DSB verurteilt Post zu Rekordstrafe

30.10.2019 - Michael Kornfeld

Wie derStandard berichtete hat die österreichische Datenschutz-Behörde (DSB) eine Rekordstrafe (nicht rechtskräftig) verhängt: Für die Speicherung und den Verkauf von Partei-Affinitäten muss die Post 18 Mio. zahlen.

 

Doch der Reihe nach.

 

Was war das Vergehen?

Wie heuer bekannt wurde, hatte die österreichische Post für eine große Anzahl an Datensätzen (2,2 Millionen) eine Parteiaffinität gespeichert. Diese wurde nicht persönlich abgefragt oder einzeln ermittelt, sondern auf Basis von Daten wie dem Alter und der Wohngegend hochgerechnet.

 

Damit konnten also Kunden der Post für ihre Direktmarketing-Aktionen auch diese Partei-Affinität für die Segmentierung heranziehen. Es war also möglich, Personen die (vermeintlich) den Grünen nahestehen, gezielt Direkt-Mailings zu schicken.

 

Im Oktober 2019 wurde der Post dafür der Negativpreis Big Brother Award zuerkannt.

 

Die Post hat diese Daten übrigens inzwischen nach eigenen Angaben gelöscht.

 

Wieso die Strafe?

Die Post argumentiert, dass es sich bei den Daten um reine statistische Hochrechnungen handle und nicht um tatsächlich persönliche Daten.

 

Diese Argumentation ist meiner Meinung nach reichlich absurd. Denn die Daten sind nun mal persönlich, weil sie sich ja auf eine einzelne konkrete Person beziehen. Dass die Information nur berechnet wurde, ist da nicht relevant.
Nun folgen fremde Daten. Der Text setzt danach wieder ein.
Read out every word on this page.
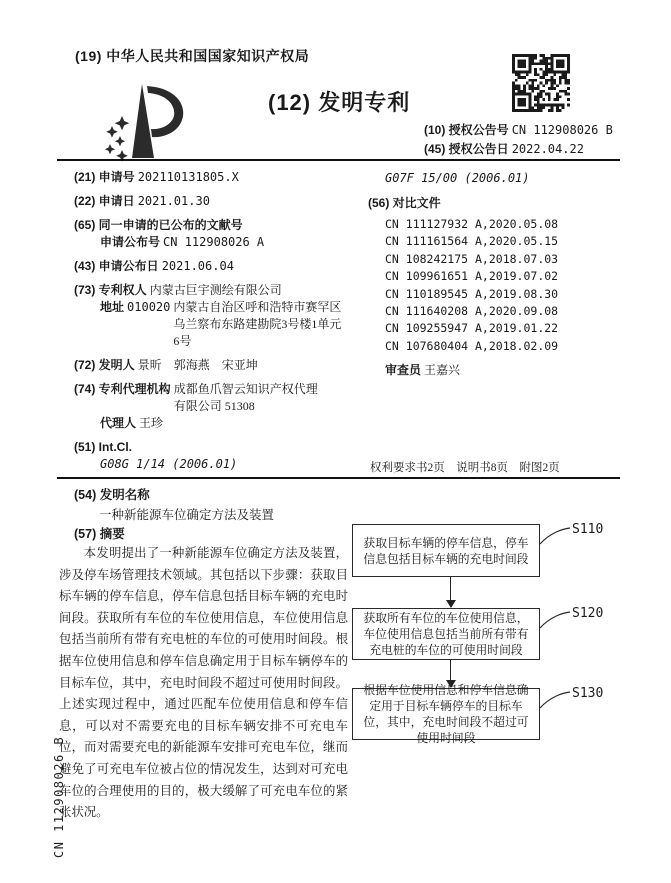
(19) 中华人民共和国国家知识产权局
(12) 发明专利
(10) 授权公告号 CN 112908026 B
(45) 授权公告日 2022.04.22
(21) 申请号 202110131805.X
(22) 申请日 2021.01.30
(65) 同一申请的已公布的文献号
申请公布号 CN 112908026 A
(43) 申请公布日 2021.06.04
(73) 专利权人 内蒙古巨宇测绘有限公司
地址 010020 内蒙古自治区呼和浩特市赛罕区乌兰察布东路建勘院3号楼1单元6号
(72) 发明人 景昕　郭海燕　宋亚坤
(74) 专利代理机构 成都鱼爪智云知识产权代理有限公司 51308
代理人 王珍
(51) Int.Cl.
G08G 1/14 (2006.01)
G07F 15/00 (2006.01)
(56) 对比文件
CN 111127932 A,2020.05.08
CN 111161564 A,2020.05.15
CN 108242175 A,2018.07.03
CN 109961651 A,2019.07.02
CN 110189545 A,2019.08.30
CN 111640208 A,2020.09.08
CN 109255947 A,2019.01.22
CN 107680404 A,2018.02.09
审查员 王嘉兴
权利要求书2页　说明书8页　附图2页
(54) 发明名称
一种新能源车位确定方法及装置
(57) 摘要
本发明提出了一种新能源车位确定方法及装置，涉及停车场管理技术领域。其包括以下步骤：获取目标车辆的停车信息，停车信息包括目标车辆的充电时间段。获取所有车位的车位使用信息，车位使用信息包括当前所有带有充电桩的车位的可使用时间段。根据车位使用信息和停车信息确定用于目标车辆停车的目标车位，其中，充电时间段不超过可使用时间段。上述实现过程中，通过匹配车位使用信息和停车信息，可以对不需要充电的目标车辆安排不可充电车位，而对需要充电的新能源车安排可充电车位，继而避免了可充电车位被占位的情况发生，达到对可充电车位的合理使用的目的，极大缓解了可充电车位的紧张状况。
获取目标车辆的停车信息，停车信息包括目标车辆的充电时间段
S110
获取所有车位的车位使用信息，车位使用信息包括当前所有带有充电桩的车位的可使用时间段
S120
根据车位使用信息和停车信息确定用于目标车辆停车的目标车位，其中，充电时间段不超过可使用时间段
S130
CN 112908026 B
Denn wenn man beispielsweise das Alter einer Person einfach nur schätzt, ist dieses Datum dennoch bei der Person gespeichert.

 

Ganz abgesehen davon, dass es sich hier ja um recht sensible Daten handelt, die über die (vermeintliche) Weltanschauung einer Person Auskunft gibt.

 

Die Datenschutzbehörde hat nun jedenfalls entschieden, dass die Speicherung und Weitergabe dieser Daten nicht zulässig war und dafür eine Strafe von 18 Mio. angesetzt. Das ist die vierthöchste Strafe, die in Europa jemals für ein datenschutz-rechtliches Vergehen verhängt wurde (die drei höheren Strafen waren 205 Mio. Euro gegen British Airways, 110 Mio. Euro gegen Marriott und 50 Mio. Euro gegen Google).

 

Wie geht es jetzt weiter?

Die Strafe ist nicht rechtskräftig. Die Post hat bereits angekündigt gegen das Urteil und den Strafrahmen Berufung einzulegen. Nun muss der Verwaltungsgerichtshof darüber entscheiden.

 

Was bedeutet das Urteil?

Eines sollte mit dem Urteil wohl nun endgültig klar sein: Der nachlässige Umgang mit dem Datenschutz ist kein Kavaliersdelikt. Das betrifft sowohl große Konzerne als auch kleine KMUs.

 

Daher sind wohl alle Unternehmen gut beraten, sich die Rahmenbedingungen der DSGVO (zum Beispiel das „Prinzip der Datensparsamkeit“ oder „Datenschutz durch Voreinstellung“) wieder in Erinnerung zu rufen – denn bei vielen Unternehmen ist das Thema nach der anfänglichen Hysterie rasch wieder eingeschlafen.

 

Grund für Panik ist keine gegeben. Doch das Thema (weiter) nicht allzu ernst zu nehmen ist wohl auch keine gute Strategie.